Den Krieg auch geistig beenden:
Deutsche - besiegt auf ewig?

 

»Was für ein gespaltenes, geschichtsloses, von heute auf morgen dahinvegetierendes, finanziell reiches, geistig immer ärmer werdendes Volk der Gekrümmten!« Rudi Dutschke 1977 in einer Rede am Grab von Ernst Bloch über die Deutschen

»Der Krieg ist zu Ende«, hieß es auf dem sowjetischen Flugblatt »An die deutsche Bevölkerung!«, das im Sommer 1945 auf Deutschlands Mauern, sofern sie noch standen, geklebt wurde. Im Grunde, wie andere Behauptungen der Alliierten auch, eine Augenwischerei, denn tatsächlich ging der Krieg gegen Deutschland nach Eintritt des Waffenstillstandes am 8. Mai 1945, wenn auch mit anderen Mitteln, unvermindert weiter bis heute.

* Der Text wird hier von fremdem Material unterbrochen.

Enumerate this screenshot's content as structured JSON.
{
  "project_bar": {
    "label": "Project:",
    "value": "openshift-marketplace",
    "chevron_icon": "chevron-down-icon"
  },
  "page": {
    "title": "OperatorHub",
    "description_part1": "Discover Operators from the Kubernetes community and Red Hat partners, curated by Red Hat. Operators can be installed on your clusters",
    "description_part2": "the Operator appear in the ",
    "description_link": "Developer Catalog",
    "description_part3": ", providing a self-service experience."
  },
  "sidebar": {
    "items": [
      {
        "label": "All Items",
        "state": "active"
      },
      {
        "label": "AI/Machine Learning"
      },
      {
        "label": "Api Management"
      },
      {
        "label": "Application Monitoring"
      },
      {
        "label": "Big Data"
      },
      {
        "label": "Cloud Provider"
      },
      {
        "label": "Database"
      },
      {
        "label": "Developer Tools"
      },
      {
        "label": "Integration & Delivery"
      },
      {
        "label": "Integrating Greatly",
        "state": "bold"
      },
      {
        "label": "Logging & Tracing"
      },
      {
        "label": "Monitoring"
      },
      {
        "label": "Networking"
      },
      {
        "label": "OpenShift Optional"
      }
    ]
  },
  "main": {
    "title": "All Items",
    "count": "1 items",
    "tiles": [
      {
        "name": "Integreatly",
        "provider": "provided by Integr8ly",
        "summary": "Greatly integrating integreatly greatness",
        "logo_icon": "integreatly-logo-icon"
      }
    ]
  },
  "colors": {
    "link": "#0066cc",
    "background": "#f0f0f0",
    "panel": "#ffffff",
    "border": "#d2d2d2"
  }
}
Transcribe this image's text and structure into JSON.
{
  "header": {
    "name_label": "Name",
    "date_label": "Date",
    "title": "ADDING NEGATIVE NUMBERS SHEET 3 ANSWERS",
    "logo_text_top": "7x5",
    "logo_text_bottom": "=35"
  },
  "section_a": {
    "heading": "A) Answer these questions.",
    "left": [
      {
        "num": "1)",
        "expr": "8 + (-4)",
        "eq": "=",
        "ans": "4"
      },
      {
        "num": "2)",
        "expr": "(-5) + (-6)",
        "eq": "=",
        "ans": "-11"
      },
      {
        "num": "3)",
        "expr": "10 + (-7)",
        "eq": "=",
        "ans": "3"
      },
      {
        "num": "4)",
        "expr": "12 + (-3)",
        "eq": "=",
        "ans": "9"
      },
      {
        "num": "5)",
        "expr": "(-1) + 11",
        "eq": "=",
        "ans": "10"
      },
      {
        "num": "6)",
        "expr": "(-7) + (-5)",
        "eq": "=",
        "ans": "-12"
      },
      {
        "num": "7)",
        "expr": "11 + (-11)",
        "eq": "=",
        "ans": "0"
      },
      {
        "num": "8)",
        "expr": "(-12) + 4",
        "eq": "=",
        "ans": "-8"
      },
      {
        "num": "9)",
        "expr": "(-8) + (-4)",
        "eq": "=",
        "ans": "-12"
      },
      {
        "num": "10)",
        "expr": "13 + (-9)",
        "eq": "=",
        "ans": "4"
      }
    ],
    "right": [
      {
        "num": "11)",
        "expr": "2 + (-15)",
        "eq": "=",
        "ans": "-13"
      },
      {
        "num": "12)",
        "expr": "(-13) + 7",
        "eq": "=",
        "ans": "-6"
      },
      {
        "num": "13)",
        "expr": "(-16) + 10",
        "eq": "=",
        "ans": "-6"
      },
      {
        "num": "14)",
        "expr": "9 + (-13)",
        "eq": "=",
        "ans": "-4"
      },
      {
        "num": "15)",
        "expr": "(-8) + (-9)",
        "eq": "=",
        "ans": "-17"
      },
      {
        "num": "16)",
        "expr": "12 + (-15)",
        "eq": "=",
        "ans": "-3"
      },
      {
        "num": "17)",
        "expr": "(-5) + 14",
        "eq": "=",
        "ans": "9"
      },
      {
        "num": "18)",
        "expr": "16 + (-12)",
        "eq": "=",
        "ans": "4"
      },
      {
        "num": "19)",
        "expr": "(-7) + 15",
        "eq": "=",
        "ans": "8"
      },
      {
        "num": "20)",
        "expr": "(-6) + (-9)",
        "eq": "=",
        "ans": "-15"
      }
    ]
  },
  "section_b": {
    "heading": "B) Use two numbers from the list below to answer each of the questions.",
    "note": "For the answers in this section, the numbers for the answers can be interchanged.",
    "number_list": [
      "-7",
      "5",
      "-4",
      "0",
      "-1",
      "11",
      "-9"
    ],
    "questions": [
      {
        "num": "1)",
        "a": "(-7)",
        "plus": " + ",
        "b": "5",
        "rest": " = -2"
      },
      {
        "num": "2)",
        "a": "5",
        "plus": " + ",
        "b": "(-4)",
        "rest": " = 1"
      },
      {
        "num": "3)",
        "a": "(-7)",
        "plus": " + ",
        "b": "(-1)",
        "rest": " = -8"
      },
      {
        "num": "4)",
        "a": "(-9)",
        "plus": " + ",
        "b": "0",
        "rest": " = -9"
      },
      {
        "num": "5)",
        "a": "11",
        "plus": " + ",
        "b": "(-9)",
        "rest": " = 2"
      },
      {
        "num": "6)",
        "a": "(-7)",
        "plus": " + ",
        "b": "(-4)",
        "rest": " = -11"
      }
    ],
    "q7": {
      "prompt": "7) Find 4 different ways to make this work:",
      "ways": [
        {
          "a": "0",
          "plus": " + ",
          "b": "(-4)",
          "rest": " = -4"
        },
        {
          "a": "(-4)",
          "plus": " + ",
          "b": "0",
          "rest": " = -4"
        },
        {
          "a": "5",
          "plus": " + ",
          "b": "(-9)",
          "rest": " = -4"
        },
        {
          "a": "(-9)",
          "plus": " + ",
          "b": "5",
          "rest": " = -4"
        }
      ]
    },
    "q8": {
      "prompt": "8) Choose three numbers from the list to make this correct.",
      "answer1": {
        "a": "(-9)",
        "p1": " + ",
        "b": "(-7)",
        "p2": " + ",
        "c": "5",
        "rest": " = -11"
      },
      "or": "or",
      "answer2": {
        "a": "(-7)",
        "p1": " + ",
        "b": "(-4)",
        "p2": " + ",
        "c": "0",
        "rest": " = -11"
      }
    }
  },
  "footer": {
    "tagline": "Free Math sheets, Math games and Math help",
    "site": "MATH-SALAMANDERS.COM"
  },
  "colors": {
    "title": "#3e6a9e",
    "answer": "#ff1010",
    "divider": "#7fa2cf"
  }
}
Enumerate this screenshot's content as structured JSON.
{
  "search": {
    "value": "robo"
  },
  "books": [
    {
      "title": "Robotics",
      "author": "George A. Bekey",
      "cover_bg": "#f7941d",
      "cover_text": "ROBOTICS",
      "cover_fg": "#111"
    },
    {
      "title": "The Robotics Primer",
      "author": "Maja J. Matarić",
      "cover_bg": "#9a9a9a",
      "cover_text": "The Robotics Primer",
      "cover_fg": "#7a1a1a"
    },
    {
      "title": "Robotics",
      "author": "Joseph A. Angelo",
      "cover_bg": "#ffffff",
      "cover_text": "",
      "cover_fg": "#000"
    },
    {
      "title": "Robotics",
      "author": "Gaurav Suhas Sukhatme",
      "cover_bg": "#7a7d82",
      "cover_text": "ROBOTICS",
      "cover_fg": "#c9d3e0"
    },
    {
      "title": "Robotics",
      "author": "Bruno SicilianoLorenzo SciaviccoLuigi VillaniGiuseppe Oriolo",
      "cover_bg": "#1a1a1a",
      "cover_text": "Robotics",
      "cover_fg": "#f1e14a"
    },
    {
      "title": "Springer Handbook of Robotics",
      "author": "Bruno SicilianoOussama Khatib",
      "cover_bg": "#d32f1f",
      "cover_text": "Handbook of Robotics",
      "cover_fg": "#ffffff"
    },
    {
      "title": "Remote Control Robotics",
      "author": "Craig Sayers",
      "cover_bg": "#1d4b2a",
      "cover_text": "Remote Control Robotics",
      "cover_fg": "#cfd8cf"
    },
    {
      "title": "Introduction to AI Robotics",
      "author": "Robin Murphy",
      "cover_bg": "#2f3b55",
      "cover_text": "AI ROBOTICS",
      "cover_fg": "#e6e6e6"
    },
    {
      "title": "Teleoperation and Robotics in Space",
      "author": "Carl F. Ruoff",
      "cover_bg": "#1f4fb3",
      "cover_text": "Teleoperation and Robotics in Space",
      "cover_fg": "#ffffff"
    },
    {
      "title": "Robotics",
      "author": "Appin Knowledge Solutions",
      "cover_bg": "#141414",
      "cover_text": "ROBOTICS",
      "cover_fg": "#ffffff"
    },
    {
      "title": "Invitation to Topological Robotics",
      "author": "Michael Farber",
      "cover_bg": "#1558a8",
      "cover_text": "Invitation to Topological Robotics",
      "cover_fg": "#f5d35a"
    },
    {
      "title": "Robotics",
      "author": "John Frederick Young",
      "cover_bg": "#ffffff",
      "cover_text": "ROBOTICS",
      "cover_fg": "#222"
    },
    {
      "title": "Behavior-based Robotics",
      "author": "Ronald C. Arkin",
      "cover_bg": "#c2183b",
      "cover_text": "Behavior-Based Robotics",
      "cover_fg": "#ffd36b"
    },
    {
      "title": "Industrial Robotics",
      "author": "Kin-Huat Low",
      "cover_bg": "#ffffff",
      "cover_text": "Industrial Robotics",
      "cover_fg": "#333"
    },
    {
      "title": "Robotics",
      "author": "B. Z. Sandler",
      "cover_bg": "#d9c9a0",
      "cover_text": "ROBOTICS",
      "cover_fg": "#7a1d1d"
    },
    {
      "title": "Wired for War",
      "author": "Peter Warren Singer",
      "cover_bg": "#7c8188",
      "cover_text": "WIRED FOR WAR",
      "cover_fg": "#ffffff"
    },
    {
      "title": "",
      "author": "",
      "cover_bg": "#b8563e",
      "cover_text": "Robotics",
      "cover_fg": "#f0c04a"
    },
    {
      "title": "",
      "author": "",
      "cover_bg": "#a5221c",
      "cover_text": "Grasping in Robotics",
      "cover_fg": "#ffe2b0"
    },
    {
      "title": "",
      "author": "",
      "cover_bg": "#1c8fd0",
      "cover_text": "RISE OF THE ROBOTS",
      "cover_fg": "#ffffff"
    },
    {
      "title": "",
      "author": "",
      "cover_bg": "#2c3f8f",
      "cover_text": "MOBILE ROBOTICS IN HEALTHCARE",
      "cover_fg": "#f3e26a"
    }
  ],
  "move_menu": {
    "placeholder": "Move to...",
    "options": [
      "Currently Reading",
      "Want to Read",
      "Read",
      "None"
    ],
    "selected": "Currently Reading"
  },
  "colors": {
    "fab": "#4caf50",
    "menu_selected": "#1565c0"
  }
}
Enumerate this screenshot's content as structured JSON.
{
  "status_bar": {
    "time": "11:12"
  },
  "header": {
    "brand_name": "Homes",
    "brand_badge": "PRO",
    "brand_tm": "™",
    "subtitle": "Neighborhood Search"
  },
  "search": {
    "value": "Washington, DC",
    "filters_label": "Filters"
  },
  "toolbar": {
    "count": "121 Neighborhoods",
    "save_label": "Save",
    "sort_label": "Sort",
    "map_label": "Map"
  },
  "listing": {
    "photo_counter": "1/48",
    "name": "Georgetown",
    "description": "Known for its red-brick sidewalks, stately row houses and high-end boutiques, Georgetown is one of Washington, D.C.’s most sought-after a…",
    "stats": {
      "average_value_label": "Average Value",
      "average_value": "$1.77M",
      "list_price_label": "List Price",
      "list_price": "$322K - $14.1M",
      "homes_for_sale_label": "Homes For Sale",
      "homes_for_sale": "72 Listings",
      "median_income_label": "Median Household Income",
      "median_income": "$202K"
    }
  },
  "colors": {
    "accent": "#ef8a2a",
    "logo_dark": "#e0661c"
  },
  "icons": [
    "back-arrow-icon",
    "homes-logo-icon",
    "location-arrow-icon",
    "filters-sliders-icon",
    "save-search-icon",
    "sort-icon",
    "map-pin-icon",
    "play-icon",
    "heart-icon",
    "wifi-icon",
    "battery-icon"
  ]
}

Vor 350 Jahren ist man in Europa geistig weiter gewesen. Im Westfälischen Frieden von 1648 zeigte man sich versöhnungsentschlossen: »Alle sowohl vor dem Kriege als auch in dem Kriege, mit Worten, Schriften oder Taten zugefügten Beleidigungen, Gewalttaten, Feindseligkeiten, Schäden und Unkosten ohne alles Ansehen der Personen oder Sachen sollen dergestalt gänzlich abgetan sein, daß alles, was deshalb der eine vom anderen fordern könnte, in immerwährender Vergessenheit begraben sein soll.«

Im Gegensatz dazu endete 1945 lediglich der offene Kampf mit militärischen Waffen. Die »stillen Waffen« - Propagandalügen, Maßnahmen zur Entmündigung und Umerziehung, Installierung neuer politischer Machtstrukturen, Presselizensierung und anderes mehr - kamen nun erst richtig zum Einsatz. Es galt, die Deutschen sich untertan, sich gefügig zu machen, und das möglichst auf Dauer. So wurde zunächst das Schlagwort von der »Kollektivschuld der Deutschen« erfunden. Dieser Kniff hat sich für die Siegermächte und ihre Kollaborateure in jeder Hinsicht ausgezahlt - psychologisch, politisch und vor allem materiell.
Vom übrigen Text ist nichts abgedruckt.